The largest bee on the planet with the jaws of a monster: it died out and was resurrected twice! (9 photos)
Its shadow flickers among the centuries-old trees of the dense jungle, and the roar of its flight is more reminiscent of the noise of helicopter blades. Enormous, almost unreal, like a forgotten experiment in evolution. Meet the largest bee in the history of the planet - Wallace's bee.
To help you understand how huge the Wallace's bee is, remember what a standard honey worker looks like. Now increase it four times. Congratulations, the flying Godzilla is ready! The length of worker bees reaches 4 cm, and the wingspan is 6 cm. Among bees, these are the maximum dimensions that scientists have ever recorded. Moreover, both among living and extinct species.
There is a flying carpet. And this is a helicopter bee!
Isn't that enough? Then attach equally gigantic jaws to the giant bee. Yes, the growths on the head are not horns, they are the mouth apparatus! With its powerful mandibles, the insect can even crush wood.
Almost all the photos of the bee are from private collections and museums. And all because in its natural habitat with a camera it was met only once!

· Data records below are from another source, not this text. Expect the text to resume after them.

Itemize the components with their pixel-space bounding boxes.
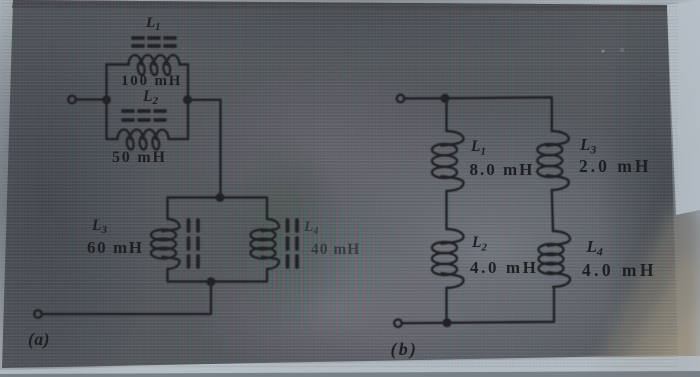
wire top of L3/L4 box xyxy=(168,198,268,220)
warm wedge bottom-right xyxy=(588,205,700,377)
value 4.0 mH of L4 xyxy=(582,260,657,281)
value 60 mH of L3 xyxy=(87,238,144,258)
iron core dashes of L3 xyxy=(189,220,199,267)
node C xyxy=(216,193,225,202)
label L4 (b) xyxy=(587,237,603,260)
terminal T4 xyxy=(394,319,402,327)
inductor L1 coil (b) xyxy=(432,131,464,191)
top dark bar xyxy=(12,0,667,11)
inductor L2 coil (b) xyxy=(432,229,464,288)
stronger moire stripes lower-middle xyxy=(210,170,430,370)
value 4.0 mH of L2 xyxy=(470,258,538,278)
value 40 mH of L4, faint xyxy=(311,241,360,259)
node D xyxy=(207,277,216,286)
caption (b) xyxy=(391,339,419,360)
inductor L3 coil (b) xyxy=(537,131,569,190)
wire bottom rail to right branch xyxy=(447,287,554,323)
wire top branch left stub xyxy=(107,63,129,65)
node B xyxy=(183,95,192,104)
label L1 (a) xyxy=(146,15,161,33)
wire T3 to node E xyxy=(404,97,445,100)
wire left branch middle stub xyxy=(445,191,447,229)
wire bottom of L3/L4 box xyxy=(168,269,268,282)
wire top branch right stub xyxy=(180,63,189,65)
inductor L3 coil (a) xyxy=(151,219,180,269)
value 50 mH of L2 xyxy=(112,149,167,167)
wire left edge of L1/L2 box xyxy=(105,65,107,140)
wire node B to lower box xyxy=(188,100,221,198)
wire node D to terminal T2 xyxy=(42,282,211,315)
bottom darker line xyxy=(0,371,700,377)
wire T4 to node F xyxy=(402,322,447,325)
node A xyxy=(102,95,111,104)
label L3 (a) xyxy=(92,217,107,236)
wire bottom branch right stub xyxy=(169,138,189,140)
bottom light strip re-assert xyxy=(0,356,700,374)
iron core dashes of L1 xyxy=(133,38,175,46)
dust specks xyxy=(601,49,604,52)
wire left branch lower stub xyxy=(445,288,447,323)
label L4 (a), faint xyxy=(304,219,318,237)
terminal T3 xyxy=(397,95,405,103)
value 8.0 mH of L1 xyxy=(470,160,535,180)
inductor L4 coil (a) xyxy=(251,219,280,269)
value 100 mH of L1 xyxy=(121,73,182,90)
iron core dashes of L4 xyxy=(288,220,298,267)
caption (a) xyxy=(28,329,50,350)
wire right edge of L1/L2 box xyxy=(187,65,189,140)
label L2 (a) xyxy=(143,88,158,107)
light table edge right re-assert xyxy=(667,0,700,215)
inductor L1 coil (a) xyxy=(129,55,180,75)
wire T1 to node A xyxy=(76,98,106,100)
label L3 (b) xyxy=(580,135,596,158)
terminal T1 xyxy=(68,96,76,104)
label L2 (b) xyxy=(472,234,487,254)
terminal T2 xyxy=(34,310,42,318)
inductor L2 coil (a) xyxy=(118,130,169,150)
wire left branch upper stub xyxy=(445,98,447,131)
node F xyxy=(443,318,452,327)
inductor L4 coil (b) xyxy=(539,231,571,287)
node E xyxy=(441,94,450,103)
wire right branch middle stub xyxy=(552,190,553,231)
value 2.0 mH of L3 xyxy=(579,156,651,177)
wire top rail to right branch xyxy=(445,97,552,131)
label L1 (b) xyxy=(471,138,486,158)
wire bottom branch left stub xyxy=(107,138,118,140)
iron core dashes of L2 xyxy=(123,111,165,120)
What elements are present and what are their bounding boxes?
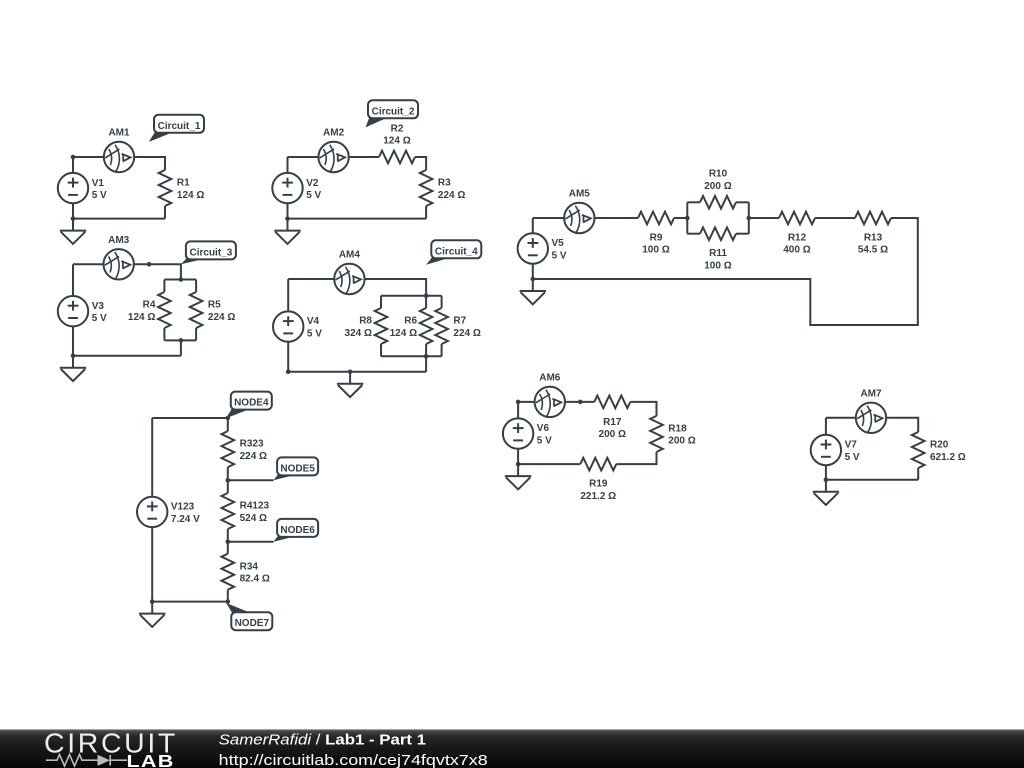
svg-text:224 Ω: 224 Ω — [453, 328, 480, 339]
svg-text:http://circuitlab.com/cej74fqv: http://circuitlab.com/cej74fqvtx7x8 — [219, 752, 488, 768]
svg-text:5 V: 5 V — [845, 452, 860, 463]
svg-text:224 Ω: 224 Ω — [240, 451, 267, 462]
svg-text:200 Ω: 200 Ω — [599, 429, 626, 440]
svg-text:R13: R13 — [864, 233, 883, 244]
svg-text:5 V: 5 V — [92, 313, 107, 324]
svg-text:R10: R10 — [709, 169, 728, 180]
svg-text:Circuit_1: Circuit_1 — [158, 121, 201, 132]
svg-text:200 Ω: 200 Ω — [704, 181, 731, 192]
svg-text:Circuit_4: Circuit_4 — [435, 246, 478, 257]
svg-text:R323: R323 — [240, 439, 264, 450]
svg-text:AM2: AM2 — [323, 128, 345, 139]
svg-text:82.4 Ω: 82.4 Ω — [240, 574, 270, 585]
svg-text:R5: R5 — [208, 300, 221, 311]
svg-text:200 Ω: 200 Ω — [668, 436, 695, 447]
svg-text:R18: R18 — [668, 424, 687, 435]
svg-text:124 Ω: 124 Ω — [177, 190, 204, 201]
svg-text:NODE5: NODE5 — [280, 463, 315, 474]
svg-text:V4: V4 — [307, 316, 320, 327]
svg-text:Circuit_2: Circuit_2 — [372, 106, 415, 117]
svg-text:V1: V1 — [92, 178, 105, 189]
svg-text:V123: V123 — [171, 502, 195, 513]
svg-text:100 Ω: 100 Ω — [704, 260, 731, 271]
svg-text:AM6: AM6 — [539, 372, 561, 383]
svg-text:5 V: 5 V — [537, 435, 552, 446]
svg-text:124 Ω: 124 Ω — [128, 312, 155, 323]
svg-text:124 Ω: 124 Ω — [383, 136, 410, 147]
svg-text:V5: V5 — [552, 238, 565, 249]
svg-text:V3: V3 — [92, 301, 105, 312]
svg-text:R12: R12 — [788, 233, 807, 244]
svg-text:AM7: AM7 — [860, 388, 882, 399]
svg-text:AM5: AM5 — [569, 189, 591, 200]
svg-text:5 V: 5 V — [306, 190, 321, 201]
svg-text:R17: R17 — [603, 417, 622, 428]
svg-text:400 Ω: 400 Ω — [783, 245, 810, 256]
svg-text:R11: R11 — [709, 248, 727, 259]
svg-text:R4: R4 — [143, 300, 156, 311]
svg-text:221.2 Ω: 221.2 Ω — [580, 491, 616, 502]
svg-text:R6: R6 — [404, 316, 417, 327]
svg-text:621.2 Ω: 621.2 Ω — [930, 452, 966, 463]
svg-text:324 Ω: 324 Ω — [345, 328, 372, 339]
svg-text:R3: R3 — [438, 178, 451, 189]
svg-text:R8: R8 — [359, 316, 372, 327]
svg-text:NODE7: NODE7 — [235, 618, 270, 629]
svg-text:R20: R20 — [930, 440, 949, 451]
svg-text:R1: R1 — [177, 178, 190, 189]
svg-text:SamerRafidi / Lab1 - Part 1: SamerRafidi / Lab1 - Part 1 — [219, 732, 426, 749]
svg-text:R34: R34 — [240, 561, 259, 572]
svg-text:Circuit_3: Circuit_3 — [190, 247, 233, 258]
svg-text:54.5 Ω: 54.5 Ω — [858, 245, 888, 256]
svg-text:AM4: AM4 — [339, 250, 361, 261]
svg-text:5 V: 5 V — [92, 190, 107, 201]
svg-text:100 Ω: 100 Ω — [642, 245, 669, 256]
svg-text:LAB: LAB — [127, 751, 175, 768]
svg-text:5 V: 5 V — [552, 250, 567, 261]
svg-text:V2: V2 — [306, 178, 319, 189]
svg-text:124 Ω: 124 Ω — [390, 328, 417, 339]
svg-text:V7: V7 — [845, 440, 858, 451]
svg-text:224 Ω: 224 Ω — [438, 190, 465, 201]
svg-text:R9: R9 — [650, 233, 663, 244]
svg-text:NODE6: NODE6 — [280, 525, 315, 536]
svg-text:R19: R19 — [589, 479, 608, 490]
svg-text:AM3: AM3 — [108, 235, 130, 246]
svg-text:AM1: AM1 — [108, 128, 130, 139]
svg-text:224 Ω: 224 Ω — [208, 312, 235, 323]
svg-text:524 Ω: 524 Ω — [240, 513, 267, 524]
svg-text:NODE4: NODE4 — [234, 398, 269, 409]
svg-text:R7: R7 — [453, 316, 466, 327]
svg-text:7.24 V: 7.24 V — [171, 514, 200, 525]
svg-text:R4123: R4123 — [240, 501, 270, 512]
svg-text:V6: V6 — [537, 423, 550, 434]
svg-text:5 V: 5 V — [307, 328, 322, 339]
svg-text:R2: R2 — [391, 123, 404, 134]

Why hasn't humanity armed itself with flamethrowers yet? The fact is that it is not easy to find Wallace's bee, even if you look for it specifically. In the zone, so to speak, of destruction, there are only three small islands located next to each other: Bachan, Halmahera and Tidore (Indonesia). And even there the bee wandered into such wilds that the locals did not even suspect its existence. And scientists even believed that it was extinct. Twice!
Perhaps scientists deliberately did not look for it very thoroughly? Looking at the samples, you can understand them!
The first person to document an encounter with a hymenopteran monster was Alfred Wallace. A man not only with nerves of steel, but also with an indefatigable sense of discovery. During his wanderings, he collected specimens of more than 125 thousand organisms! In the end, about 83 thousand of them were insects. The naturalist himself did not analyze his findings. The realization that humanity had encountered the largest bee on Earth came much later. When entomologists rushed to look for it, the insect had disappeared without a trace! So the Wallace bee "died out" for the first time.
This is the case when 6 centimeters is a lot!
Only 123 years later it was resurrected! In 1981, entomologist Adam Messer found 6 nests. And not in one place, but on different islands. It turned out that bees do not build their hives. They squeeze out living space from tree termites. The hymenopteran racketeers separate their nests from their neighbors' nests with resin. This is, in fact, what they need their huge jaws for. With their powerful mandibles, they bite through wood and scrape off the viscous building material, rolling it into a ball.
The only way to take a selfie with a bee without risking your physical and mental health.
Another important fact that scientists learned from this expedition will give you a little relief. Unlike most bees, yellow-black helicopters from the jungle do not form large families. The most numerous "apartment" was registered in only 157 cells. Hurray?..
This is private property, filming is prohibited here!
After meeting the giant insects, the joy mixed with horror did not last long. The bees disappeared again! Entomologists combed all the forests of those islands where they had previously found nests. They listed Wallace's bees in the top 25 "most wanted" extinct species. But to no avail! The insects "died out" for the second time.
Look, do you see that hive with giant bees? We don't go there!
The golden moment came in 2019, 38 years later. Scientists decided to repeat Wallace's route and, bingo, the bee was found again! Entomologists got their hands on a female. All the photos of Wallace's bee in the wild are from that very significant expedition. To this day, they are the only ones!
The team was prompted to search by an ad on eBay, which was selling samples of the insect.
The largest bee in the world remains one of the biggest biological mysteries! Will it die out for the third time? Will it rise again? Nobody knows!